Ac-B, an anti-fibrotic peptide with good traceability, was prepared via attachment of biotin to Ac-SDKP. The mechanism for the phagocytosis of Ac-B by cells was elucidated. Cell experiments and animal experiments showed that Ac-B had an anti-EMT effect to prevent the progress of fibrosis in silicosis. Ac-B uptake by endothelial cells occurred via a caveolae-mediated pathway to achieve anti-EMT effects.
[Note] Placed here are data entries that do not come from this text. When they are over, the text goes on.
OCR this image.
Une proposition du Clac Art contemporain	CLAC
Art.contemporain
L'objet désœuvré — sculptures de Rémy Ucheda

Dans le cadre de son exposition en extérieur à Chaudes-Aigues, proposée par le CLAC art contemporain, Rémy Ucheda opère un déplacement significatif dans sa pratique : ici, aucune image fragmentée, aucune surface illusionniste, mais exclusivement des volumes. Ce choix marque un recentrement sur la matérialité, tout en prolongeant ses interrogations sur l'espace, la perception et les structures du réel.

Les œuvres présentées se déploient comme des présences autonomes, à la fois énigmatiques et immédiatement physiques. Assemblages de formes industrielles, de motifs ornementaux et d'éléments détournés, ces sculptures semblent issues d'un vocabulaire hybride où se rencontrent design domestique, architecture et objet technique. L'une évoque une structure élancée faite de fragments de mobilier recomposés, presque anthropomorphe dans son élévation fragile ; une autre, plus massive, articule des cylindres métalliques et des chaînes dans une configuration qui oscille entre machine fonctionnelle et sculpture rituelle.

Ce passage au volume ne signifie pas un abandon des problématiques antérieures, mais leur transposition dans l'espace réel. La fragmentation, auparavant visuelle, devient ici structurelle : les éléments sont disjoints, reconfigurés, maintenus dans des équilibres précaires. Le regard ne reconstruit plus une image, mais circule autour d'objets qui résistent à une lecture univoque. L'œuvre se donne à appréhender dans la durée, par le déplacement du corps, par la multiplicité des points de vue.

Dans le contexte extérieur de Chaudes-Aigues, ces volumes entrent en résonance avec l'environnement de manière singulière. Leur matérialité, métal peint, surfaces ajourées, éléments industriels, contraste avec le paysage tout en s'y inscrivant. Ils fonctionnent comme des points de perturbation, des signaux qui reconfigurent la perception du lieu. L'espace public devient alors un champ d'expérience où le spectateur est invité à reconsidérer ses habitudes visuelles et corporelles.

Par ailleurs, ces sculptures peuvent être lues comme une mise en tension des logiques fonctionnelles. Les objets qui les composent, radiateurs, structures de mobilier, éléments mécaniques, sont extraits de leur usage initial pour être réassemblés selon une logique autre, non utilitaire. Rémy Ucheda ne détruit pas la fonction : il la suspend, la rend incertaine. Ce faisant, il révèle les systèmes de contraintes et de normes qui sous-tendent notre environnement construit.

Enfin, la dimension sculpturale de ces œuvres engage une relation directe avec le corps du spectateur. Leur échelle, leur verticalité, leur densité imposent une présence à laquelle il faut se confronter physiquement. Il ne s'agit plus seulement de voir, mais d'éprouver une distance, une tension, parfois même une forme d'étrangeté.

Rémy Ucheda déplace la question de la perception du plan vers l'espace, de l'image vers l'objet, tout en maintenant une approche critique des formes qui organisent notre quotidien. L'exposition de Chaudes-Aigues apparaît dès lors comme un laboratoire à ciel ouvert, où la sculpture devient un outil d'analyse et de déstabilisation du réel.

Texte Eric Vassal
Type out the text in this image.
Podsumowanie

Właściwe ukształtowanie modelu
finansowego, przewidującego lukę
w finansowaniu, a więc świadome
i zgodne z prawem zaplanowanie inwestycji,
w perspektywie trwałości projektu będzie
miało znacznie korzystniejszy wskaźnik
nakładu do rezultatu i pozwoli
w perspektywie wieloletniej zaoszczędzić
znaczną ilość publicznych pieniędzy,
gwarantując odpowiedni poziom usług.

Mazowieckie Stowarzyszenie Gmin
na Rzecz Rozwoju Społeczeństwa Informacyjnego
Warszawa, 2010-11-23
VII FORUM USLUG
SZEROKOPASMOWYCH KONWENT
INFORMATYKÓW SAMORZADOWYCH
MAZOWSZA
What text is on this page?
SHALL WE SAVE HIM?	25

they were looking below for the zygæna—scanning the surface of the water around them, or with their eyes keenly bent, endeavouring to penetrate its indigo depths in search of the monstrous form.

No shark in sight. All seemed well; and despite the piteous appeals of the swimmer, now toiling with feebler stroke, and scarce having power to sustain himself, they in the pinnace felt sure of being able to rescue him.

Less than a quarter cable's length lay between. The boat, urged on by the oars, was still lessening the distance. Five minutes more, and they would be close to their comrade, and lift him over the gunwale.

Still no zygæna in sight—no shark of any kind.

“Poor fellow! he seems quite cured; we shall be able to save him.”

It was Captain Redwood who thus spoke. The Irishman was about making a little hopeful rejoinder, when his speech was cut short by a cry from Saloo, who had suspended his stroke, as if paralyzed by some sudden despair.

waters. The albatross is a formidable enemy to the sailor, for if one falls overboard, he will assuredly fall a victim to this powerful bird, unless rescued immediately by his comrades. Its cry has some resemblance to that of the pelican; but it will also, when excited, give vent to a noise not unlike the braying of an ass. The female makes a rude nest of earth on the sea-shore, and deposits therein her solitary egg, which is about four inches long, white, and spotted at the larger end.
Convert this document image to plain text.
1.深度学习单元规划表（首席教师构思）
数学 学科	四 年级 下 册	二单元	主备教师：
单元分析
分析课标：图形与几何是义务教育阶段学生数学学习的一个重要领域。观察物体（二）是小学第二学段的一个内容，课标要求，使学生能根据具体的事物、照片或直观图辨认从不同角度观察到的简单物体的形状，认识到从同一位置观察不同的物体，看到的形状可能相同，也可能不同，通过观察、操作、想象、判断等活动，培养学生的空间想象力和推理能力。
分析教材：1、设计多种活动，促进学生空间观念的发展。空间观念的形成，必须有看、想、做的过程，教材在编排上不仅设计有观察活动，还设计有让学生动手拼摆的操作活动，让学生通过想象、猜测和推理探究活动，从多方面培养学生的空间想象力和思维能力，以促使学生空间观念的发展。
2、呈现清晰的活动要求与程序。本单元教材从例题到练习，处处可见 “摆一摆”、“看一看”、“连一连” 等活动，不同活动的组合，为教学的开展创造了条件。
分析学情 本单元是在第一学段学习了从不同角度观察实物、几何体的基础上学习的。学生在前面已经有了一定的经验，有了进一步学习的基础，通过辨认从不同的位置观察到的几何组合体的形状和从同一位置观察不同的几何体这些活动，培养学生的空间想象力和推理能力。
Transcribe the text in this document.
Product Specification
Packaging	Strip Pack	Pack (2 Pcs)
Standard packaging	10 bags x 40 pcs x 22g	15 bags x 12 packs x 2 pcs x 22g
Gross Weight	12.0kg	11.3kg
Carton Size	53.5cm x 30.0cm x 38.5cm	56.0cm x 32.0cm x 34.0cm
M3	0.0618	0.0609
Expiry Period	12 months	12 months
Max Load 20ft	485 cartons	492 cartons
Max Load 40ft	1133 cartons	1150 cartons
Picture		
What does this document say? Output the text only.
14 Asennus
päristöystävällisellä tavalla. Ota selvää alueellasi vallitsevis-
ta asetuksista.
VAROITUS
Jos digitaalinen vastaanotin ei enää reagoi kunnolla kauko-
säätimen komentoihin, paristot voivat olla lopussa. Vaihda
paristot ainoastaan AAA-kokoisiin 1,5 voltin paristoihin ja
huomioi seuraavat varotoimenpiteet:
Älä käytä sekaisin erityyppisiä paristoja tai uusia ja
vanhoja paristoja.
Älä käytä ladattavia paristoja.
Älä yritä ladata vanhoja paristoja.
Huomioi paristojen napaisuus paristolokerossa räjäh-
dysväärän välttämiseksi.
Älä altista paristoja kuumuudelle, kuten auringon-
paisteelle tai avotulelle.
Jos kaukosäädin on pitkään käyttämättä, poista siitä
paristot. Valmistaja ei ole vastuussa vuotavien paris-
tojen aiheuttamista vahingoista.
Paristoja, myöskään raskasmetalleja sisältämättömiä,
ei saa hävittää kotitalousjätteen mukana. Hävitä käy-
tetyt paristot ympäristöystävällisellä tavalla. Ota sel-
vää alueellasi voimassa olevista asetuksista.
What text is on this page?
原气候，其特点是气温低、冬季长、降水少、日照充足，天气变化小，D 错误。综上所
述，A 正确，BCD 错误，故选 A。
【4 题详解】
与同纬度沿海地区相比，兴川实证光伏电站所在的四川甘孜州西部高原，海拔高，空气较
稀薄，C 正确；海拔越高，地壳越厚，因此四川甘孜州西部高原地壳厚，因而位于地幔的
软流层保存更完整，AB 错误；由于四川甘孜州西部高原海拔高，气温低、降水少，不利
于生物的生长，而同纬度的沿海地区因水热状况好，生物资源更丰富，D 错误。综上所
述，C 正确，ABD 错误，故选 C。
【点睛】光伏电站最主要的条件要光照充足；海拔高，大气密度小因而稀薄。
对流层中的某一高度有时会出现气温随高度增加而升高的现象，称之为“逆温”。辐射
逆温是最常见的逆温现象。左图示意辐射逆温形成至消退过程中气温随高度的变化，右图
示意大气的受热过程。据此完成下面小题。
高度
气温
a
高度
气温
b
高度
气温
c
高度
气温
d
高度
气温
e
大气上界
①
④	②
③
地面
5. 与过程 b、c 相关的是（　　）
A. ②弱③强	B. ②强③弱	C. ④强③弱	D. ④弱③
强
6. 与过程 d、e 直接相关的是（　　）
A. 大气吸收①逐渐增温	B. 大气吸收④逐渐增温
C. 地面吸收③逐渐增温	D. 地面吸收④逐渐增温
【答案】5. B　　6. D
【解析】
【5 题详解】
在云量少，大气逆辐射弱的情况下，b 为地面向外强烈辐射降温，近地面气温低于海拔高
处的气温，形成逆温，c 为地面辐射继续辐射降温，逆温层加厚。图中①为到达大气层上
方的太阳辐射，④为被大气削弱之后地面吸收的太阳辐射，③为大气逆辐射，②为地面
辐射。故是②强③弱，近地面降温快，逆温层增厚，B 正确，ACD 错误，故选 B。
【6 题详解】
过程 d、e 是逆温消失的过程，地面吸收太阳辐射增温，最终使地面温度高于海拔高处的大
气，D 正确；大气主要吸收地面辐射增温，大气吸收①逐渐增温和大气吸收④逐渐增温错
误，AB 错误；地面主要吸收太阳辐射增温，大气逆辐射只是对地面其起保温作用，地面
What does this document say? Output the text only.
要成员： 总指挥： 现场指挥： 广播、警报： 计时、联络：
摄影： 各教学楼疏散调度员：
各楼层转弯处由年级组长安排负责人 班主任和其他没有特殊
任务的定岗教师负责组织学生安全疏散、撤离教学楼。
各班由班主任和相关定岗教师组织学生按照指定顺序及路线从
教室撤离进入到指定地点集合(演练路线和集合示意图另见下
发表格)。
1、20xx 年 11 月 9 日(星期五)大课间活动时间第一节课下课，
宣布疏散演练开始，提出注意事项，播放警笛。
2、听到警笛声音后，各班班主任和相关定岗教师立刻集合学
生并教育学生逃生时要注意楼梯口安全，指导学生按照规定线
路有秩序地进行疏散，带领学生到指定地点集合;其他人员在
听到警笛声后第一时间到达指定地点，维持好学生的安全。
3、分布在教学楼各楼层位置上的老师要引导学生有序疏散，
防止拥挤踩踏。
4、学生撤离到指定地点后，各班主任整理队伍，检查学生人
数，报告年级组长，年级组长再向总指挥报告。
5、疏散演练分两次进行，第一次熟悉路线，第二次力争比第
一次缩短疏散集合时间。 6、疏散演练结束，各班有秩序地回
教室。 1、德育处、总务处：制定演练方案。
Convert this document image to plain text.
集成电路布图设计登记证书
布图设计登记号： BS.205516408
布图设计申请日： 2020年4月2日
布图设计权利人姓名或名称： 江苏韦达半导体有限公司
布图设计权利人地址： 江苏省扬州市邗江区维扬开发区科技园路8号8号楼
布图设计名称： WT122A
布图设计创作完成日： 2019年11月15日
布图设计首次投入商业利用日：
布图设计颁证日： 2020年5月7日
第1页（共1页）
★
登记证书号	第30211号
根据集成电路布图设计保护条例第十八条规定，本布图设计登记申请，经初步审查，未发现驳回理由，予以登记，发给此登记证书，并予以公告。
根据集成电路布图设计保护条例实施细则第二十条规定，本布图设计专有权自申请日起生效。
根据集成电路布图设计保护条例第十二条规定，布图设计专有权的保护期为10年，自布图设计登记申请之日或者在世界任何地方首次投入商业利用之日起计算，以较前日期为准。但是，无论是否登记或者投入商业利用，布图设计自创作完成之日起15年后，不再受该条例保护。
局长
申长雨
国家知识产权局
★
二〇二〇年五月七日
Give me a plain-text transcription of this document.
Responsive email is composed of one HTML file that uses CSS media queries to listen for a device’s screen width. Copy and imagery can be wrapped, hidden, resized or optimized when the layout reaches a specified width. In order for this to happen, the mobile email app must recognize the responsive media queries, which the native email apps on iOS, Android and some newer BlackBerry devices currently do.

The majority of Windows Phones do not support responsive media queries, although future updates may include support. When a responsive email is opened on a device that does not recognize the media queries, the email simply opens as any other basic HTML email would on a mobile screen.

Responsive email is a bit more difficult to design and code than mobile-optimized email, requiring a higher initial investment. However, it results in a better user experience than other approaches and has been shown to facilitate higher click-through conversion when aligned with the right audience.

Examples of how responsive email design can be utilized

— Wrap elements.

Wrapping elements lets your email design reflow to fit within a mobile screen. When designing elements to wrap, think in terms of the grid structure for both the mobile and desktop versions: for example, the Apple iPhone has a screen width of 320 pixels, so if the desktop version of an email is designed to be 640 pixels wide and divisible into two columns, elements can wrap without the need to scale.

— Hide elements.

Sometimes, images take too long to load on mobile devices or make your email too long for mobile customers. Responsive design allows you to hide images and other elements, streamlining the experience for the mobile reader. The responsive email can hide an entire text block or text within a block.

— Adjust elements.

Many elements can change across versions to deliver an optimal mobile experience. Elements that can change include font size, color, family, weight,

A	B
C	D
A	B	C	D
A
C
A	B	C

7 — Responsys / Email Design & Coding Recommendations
The good traceability of Ac-B may enable its use as an agent for anti-silicosis therapy, as well as to investigate the distribution, metabolism and target sites of Ac-B in vivo in animals.

Data Sharing Statement

The data used to support the findings of this study are available from the corresponding author upon request.

Author Contributions

All authors made substantial contributions to conception and design, acquisition of data, or analysis and interpretation of data; took part in drafting the article or revising it critically for important intellectual content; agreed to submit to the current journal; gave final approval of the version to be published; and agree to be accountable for all aspects of the work.

Funding

This work was supported financially by the National Natural Science Foundation of China (31800715), Natural Science Foundation of Hebei Province (H2017209190), Department of Science and Technology of Hebei Province (16272707), Health and Family Planning Commission of Hebei Province (20170888) and the North China University of Science and Technology Outstanding Youth Science Foundation.

Disclosure

The authors report no conflicts of interest in this work.